- Born: Dénes Liedemann 9 April 1922 Budapest, Kingdom of Hungary
- Died: 15 February 2014 (aged 91) Bavaria, Germany
- Occupation: Classical violinist
- Years active: 1944–2014
- Spouse: Anneliese Nissen ​ ​(m. 1947; died 2014)​
- Children: 2

= Dénes Zsigmondy =

Hungarian violinist

Dénes Zsigmondy (9 April 1922 – 15 February 2014) was a Hungarian classical violinist and music educator.

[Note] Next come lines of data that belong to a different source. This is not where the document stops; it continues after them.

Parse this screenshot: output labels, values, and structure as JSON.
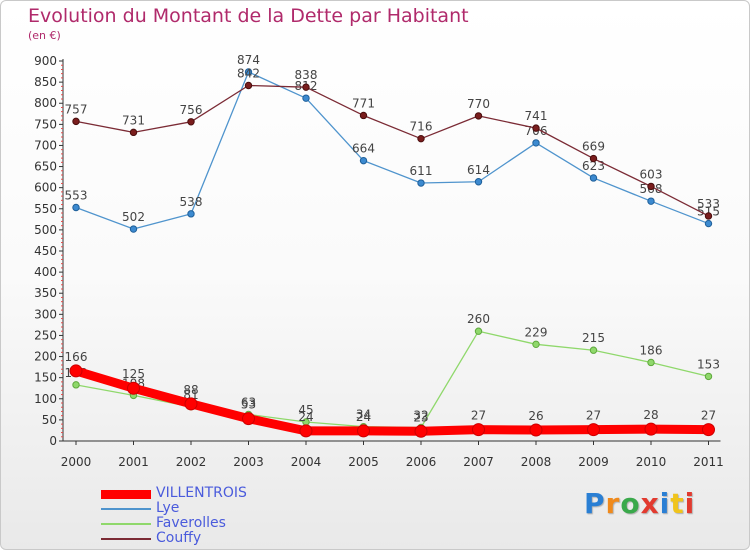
{
  "chart_data": {
    "type": "line",
    "title": "Evolution du Montant de la Dette par Habitant",
    "subtitle": "(en €)",
    "x": [
      "2000",
      "2001",
      "2002",
      "2003",
      "2004",
      "2005",
      "2006",
      "2007",
      "2008",
      "2009",
      "2010",
      "2011"
    ],
    "ylim": [
      0,
      900
    ],
    "yticks": [
      0,
      50,
      100,
      150,
      200,
      250,
      300,
      350,
      400,
      450,
      500,
      550,
      600,
      650,
      700,
      750,
      800,
      850,
      900
    ],
    "grid": false,
    "legend_position": "bottom-left",
    "series": [
      {
        "name": "VILLENTROIS",
        "color": "#ff0000",
        "values": [
          166,
          125,
          88,
          53,
          24,
          24,
          23,
          27,
          26,
          27,
          28,
          27
        ]
      },
      {
        "name": "Lye",
        "color": "#4f94cd",
        "values": [
          553,
          502,
          538,
          874,
          812,
          664,
          611,
          614,
          706,
          623,
          568,
          515
        ]
      },
      {
        "name": "Faverolles",
        "color": "#8fd86b",
        "values": [
          133,
          108,
          81,
          63,
          45,
          34,
          32,
          260,
          229,
          215,
          186,
          153
        ]
      },
      {
        "name": "Couffy",
        "color": "#7b2b35",
        "values": [
          757,
          731,
          756,
          842,
          838,
          771,
          716,
          770,
          741,
          669,
          603,
          533
        ]
      }
    ]
  },
  "brand": {
    "text": "Proxiti",
    "colors": [
      "#2a7fd4",
      "#f08a1c",
      "#3aa94b",
      "#e23a2f",
      "#2a7fd4",
      "#f0c41c",
      "#e23a2f"
    ]
  }
}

He was born Dénes Liedemann in Budapest, but changed his name to Zsigmondy, his paternal grandmother's surname, as it was more Hungarian than German. In 1944, whilst attending the Summer Academy in Salzburg, he was informed by his parents that he had been drafted into the Hungarian military—to avoid the draft he did not return to Hungary and hid out with a German family at Lake Starnberg. After World War II, Zsigmondy was rejected by several orchestras before joining the Bavarian Radio Symphony Orchestra when he impressed the conductor with his performance of Brahms' Violin Concerto.

Following this appointment, Zsigmondy would perform as a soloist with the Berliner Symphoniker and the Vienna Symphony; the philharmonic orchestras of Tokyo, Budapest and Munich; and the radio orchestras of the Australian Broadcasting Corporation in Sydney and Melbourne, and in Munich; as well as the Stuttgart Chamber Orchestra and the Camerata Salzburg.

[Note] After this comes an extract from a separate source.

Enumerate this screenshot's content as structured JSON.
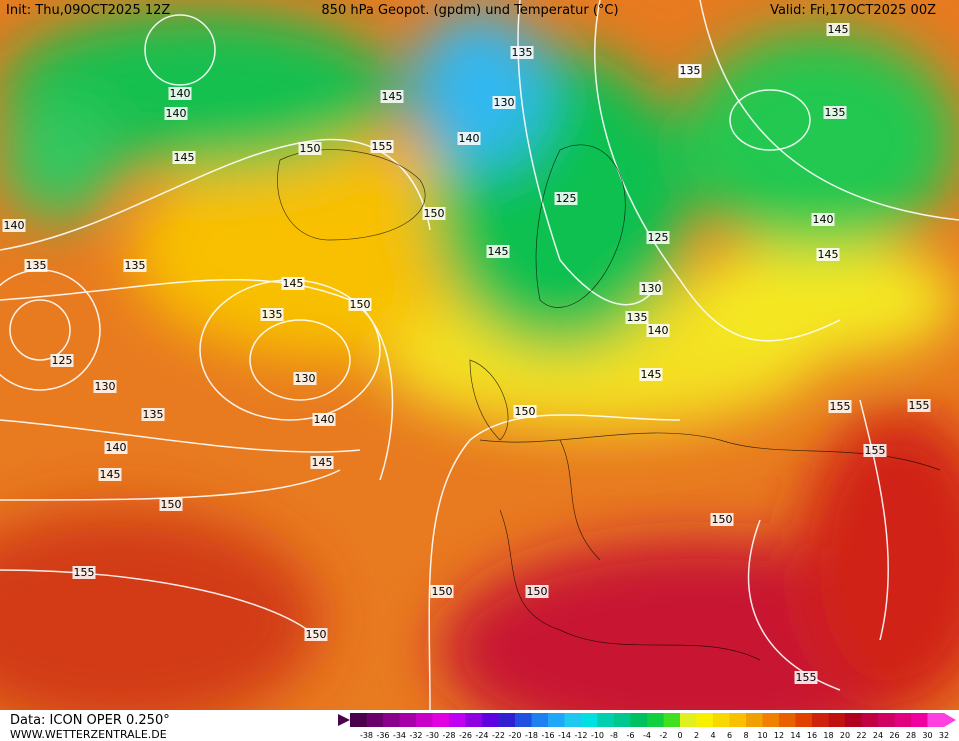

From 1971, he was a professor (later emeritus professor) of music at the University of Washington at Seattle, a visiting professor at Boston University, and conducted masterclasses at the New England Conservatory and other institutions around the world. He taught at the Hochschule für Musik Mainz in his later years.

He was married to the pianist Anneliese Nissen, with whom he gave recitals, from 1947 until her death in 2014. The couple had two daughters.

Zsigmondy died, aged 91, at his home in Bavaria, Germany on 15 February 2014.